The goal of the book is to examine the “reception of the natural sciences among Protestant theologians in the modern era” (1). The editors picked ten influential theologians from various Protestant denominations over the past two centuries in Europe and America to analyze the way they have dealt with science.
To be honest I am getting tired of the monologue that exists on this subject. Doesn’t it occur to anyone that the Christian scientists just might have something to say about the subject? The theologians and seminary academics, for the most part, live in their own bubble on the subject, doubtless afraid that real scientists and engineers would turn a few sacred cows into hamburger for the cosmic cook-out.

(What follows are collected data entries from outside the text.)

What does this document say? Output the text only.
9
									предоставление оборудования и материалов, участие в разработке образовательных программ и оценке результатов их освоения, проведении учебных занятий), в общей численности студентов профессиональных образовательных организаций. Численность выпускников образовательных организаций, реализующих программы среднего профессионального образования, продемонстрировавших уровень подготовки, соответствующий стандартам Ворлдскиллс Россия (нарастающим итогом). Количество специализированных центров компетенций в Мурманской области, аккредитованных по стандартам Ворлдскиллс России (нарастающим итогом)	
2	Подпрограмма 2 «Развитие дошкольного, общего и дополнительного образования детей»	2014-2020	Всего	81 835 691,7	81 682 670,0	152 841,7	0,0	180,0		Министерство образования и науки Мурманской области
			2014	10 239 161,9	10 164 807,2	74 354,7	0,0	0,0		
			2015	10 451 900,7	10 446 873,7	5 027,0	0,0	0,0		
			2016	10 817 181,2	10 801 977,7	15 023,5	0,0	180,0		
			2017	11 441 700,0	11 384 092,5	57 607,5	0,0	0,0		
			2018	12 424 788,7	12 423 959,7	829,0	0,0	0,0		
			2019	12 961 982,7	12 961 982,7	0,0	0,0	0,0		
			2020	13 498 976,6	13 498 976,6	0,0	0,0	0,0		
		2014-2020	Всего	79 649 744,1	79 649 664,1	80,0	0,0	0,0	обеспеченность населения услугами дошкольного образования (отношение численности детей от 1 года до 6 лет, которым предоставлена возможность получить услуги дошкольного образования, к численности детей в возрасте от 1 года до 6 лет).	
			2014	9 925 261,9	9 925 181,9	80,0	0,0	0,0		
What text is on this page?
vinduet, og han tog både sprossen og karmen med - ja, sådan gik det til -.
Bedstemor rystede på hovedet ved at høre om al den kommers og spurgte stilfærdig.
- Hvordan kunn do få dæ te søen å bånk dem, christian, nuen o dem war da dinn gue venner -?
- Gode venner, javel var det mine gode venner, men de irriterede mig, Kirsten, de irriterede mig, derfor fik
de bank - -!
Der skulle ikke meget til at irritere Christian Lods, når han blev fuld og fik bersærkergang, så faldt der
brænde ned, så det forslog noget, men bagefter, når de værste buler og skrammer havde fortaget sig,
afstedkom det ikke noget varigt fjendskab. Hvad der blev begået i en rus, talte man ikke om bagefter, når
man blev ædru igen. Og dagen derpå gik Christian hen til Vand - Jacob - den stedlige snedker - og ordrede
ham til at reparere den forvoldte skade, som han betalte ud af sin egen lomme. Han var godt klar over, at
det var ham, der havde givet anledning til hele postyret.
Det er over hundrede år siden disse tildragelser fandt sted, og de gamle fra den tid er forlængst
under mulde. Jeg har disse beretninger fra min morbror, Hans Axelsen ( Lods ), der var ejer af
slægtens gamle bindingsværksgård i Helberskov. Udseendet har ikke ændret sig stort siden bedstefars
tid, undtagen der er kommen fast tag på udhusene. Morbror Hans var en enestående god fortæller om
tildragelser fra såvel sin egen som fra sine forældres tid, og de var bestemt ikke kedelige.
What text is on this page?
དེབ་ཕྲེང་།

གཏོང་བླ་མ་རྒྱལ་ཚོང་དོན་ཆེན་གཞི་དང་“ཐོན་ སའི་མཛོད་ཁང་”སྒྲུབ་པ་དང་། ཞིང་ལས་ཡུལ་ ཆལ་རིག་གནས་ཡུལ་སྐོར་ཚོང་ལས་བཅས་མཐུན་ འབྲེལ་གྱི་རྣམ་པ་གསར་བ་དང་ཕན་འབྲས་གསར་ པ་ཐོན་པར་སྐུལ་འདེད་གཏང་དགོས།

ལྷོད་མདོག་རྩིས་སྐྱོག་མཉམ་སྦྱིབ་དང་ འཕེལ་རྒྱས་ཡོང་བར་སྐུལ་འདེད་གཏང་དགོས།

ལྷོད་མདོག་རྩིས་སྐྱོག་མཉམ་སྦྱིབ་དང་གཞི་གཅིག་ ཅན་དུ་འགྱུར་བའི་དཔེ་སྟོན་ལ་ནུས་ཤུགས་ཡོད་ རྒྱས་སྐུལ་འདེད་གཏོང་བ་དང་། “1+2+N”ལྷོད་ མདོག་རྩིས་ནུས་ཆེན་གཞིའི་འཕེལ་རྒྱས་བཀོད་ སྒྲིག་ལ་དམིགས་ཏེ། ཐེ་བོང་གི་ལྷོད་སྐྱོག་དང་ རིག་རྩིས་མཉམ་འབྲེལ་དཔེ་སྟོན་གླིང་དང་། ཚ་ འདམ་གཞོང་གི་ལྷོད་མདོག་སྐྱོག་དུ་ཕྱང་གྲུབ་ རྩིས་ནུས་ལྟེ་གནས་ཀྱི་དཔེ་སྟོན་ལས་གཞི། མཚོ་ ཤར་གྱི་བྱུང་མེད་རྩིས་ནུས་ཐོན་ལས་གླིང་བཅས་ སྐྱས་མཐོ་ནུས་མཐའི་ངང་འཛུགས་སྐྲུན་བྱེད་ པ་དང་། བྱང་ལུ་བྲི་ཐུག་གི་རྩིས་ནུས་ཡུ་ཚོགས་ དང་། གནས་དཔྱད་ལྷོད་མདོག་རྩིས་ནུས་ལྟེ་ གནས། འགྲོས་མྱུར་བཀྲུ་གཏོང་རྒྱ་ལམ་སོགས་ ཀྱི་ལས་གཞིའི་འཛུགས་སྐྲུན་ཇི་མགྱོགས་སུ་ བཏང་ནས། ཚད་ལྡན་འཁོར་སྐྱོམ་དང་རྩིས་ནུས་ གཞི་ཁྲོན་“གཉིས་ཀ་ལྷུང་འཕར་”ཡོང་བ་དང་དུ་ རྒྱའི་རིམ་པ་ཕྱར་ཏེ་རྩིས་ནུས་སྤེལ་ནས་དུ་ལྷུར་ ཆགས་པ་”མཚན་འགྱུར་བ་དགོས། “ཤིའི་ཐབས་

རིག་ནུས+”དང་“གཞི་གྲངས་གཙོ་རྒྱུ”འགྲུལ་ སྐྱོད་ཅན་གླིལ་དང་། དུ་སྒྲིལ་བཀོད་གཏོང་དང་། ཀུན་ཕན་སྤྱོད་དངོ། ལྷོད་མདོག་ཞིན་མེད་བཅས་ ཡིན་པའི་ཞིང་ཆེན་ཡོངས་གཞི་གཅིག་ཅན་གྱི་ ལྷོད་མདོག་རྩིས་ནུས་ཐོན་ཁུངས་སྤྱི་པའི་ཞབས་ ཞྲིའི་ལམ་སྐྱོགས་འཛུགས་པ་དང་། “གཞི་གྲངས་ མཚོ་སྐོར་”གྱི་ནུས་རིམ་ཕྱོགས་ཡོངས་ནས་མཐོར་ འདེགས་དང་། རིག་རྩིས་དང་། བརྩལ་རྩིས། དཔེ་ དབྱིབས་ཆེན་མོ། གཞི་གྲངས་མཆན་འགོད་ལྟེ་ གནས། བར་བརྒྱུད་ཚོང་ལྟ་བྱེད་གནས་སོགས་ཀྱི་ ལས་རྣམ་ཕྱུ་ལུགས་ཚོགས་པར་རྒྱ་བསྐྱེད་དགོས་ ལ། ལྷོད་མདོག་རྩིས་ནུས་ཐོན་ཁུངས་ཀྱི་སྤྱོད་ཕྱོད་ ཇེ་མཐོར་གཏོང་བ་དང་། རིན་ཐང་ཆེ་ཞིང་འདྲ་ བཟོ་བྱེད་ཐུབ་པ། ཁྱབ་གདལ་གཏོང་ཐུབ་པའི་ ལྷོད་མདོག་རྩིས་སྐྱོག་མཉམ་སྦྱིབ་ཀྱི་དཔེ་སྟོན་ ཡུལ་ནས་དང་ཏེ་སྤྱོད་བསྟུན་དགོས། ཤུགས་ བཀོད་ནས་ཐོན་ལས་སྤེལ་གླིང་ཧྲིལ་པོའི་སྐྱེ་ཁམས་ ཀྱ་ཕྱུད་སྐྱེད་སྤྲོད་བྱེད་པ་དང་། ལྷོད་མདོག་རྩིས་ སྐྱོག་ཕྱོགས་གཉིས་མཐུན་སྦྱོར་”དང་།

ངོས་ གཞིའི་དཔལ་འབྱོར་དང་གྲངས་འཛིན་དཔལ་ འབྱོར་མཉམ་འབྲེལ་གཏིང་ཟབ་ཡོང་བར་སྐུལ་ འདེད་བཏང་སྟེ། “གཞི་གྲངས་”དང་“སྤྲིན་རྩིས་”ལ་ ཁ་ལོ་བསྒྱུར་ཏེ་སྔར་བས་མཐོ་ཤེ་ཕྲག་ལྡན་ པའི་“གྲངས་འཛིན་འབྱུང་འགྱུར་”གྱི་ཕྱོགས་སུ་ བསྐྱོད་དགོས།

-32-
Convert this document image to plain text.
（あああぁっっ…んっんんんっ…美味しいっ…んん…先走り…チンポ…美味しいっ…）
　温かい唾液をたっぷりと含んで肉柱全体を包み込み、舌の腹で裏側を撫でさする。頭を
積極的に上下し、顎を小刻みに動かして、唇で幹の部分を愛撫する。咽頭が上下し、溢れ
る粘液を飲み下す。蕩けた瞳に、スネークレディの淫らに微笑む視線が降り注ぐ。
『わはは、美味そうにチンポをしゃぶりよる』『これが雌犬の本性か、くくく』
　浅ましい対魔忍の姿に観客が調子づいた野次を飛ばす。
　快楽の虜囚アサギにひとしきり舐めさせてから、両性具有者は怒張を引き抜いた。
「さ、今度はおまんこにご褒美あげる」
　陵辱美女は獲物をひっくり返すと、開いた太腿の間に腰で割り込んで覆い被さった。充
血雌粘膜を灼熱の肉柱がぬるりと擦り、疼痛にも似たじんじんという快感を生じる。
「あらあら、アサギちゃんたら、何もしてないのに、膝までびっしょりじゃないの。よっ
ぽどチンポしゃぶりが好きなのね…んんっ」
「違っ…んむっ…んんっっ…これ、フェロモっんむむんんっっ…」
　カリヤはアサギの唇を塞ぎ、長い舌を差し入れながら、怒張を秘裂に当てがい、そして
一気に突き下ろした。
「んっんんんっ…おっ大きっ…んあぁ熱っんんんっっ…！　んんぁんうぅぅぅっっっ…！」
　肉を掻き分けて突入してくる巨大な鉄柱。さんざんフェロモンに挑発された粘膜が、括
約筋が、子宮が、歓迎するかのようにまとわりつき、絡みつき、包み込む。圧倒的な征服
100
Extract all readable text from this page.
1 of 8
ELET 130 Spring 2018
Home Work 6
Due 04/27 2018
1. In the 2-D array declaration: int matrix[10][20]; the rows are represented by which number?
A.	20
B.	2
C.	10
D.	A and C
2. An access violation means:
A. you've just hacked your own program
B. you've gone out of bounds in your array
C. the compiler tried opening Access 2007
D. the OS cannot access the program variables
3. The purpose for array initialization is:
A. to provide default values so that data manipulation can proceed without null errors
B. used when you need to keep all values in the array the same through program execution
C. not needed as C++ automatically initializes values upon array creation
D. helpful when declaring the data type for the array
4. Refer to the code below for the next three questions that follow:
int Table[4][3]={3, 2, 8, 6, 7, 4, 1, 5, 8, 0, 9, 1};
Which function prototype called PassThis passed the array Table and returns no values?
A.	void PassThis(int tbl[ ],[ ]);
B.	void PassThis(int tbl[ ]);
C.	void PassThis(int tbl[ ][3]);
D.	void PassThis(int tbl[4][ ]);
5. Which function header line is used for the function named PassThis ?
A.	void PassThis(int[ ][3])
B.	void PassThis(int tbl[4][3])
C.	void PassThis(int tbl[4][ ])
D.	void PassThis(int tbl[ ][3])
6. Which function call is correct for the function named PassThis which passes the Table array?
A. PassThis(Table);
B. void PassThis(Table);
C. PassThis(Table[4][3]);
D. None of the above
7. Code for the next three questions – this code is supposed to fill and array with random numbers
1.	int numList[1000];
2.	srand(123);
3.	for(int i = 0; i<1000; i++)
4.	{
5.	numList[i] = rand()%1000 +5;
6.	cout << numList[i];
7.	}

For my part, I pursue my science and engineering on sites such as this, letting people know that I am a Christian and really don’t see the contradiction between my relationship with God and the engineering that I pursue.
I think what we have going here is a turf war. If the theologians and our ministers continue to pursue it, they will set back Christianity, and, hard as they try, they won’t be able to blame the scientists and engineers they worked so hard to ignore.
Note: a relative of mine, whose branch of the family has been plagued by the adherents of the First Church of Christ, Scientist, noted the confusion of the term “Christian Scientist” in my title. I had no intention of attaching that meaning to the phrase. I don’t think that the whole concept of the First Church of Christ, Scientist has theological or scientific merit.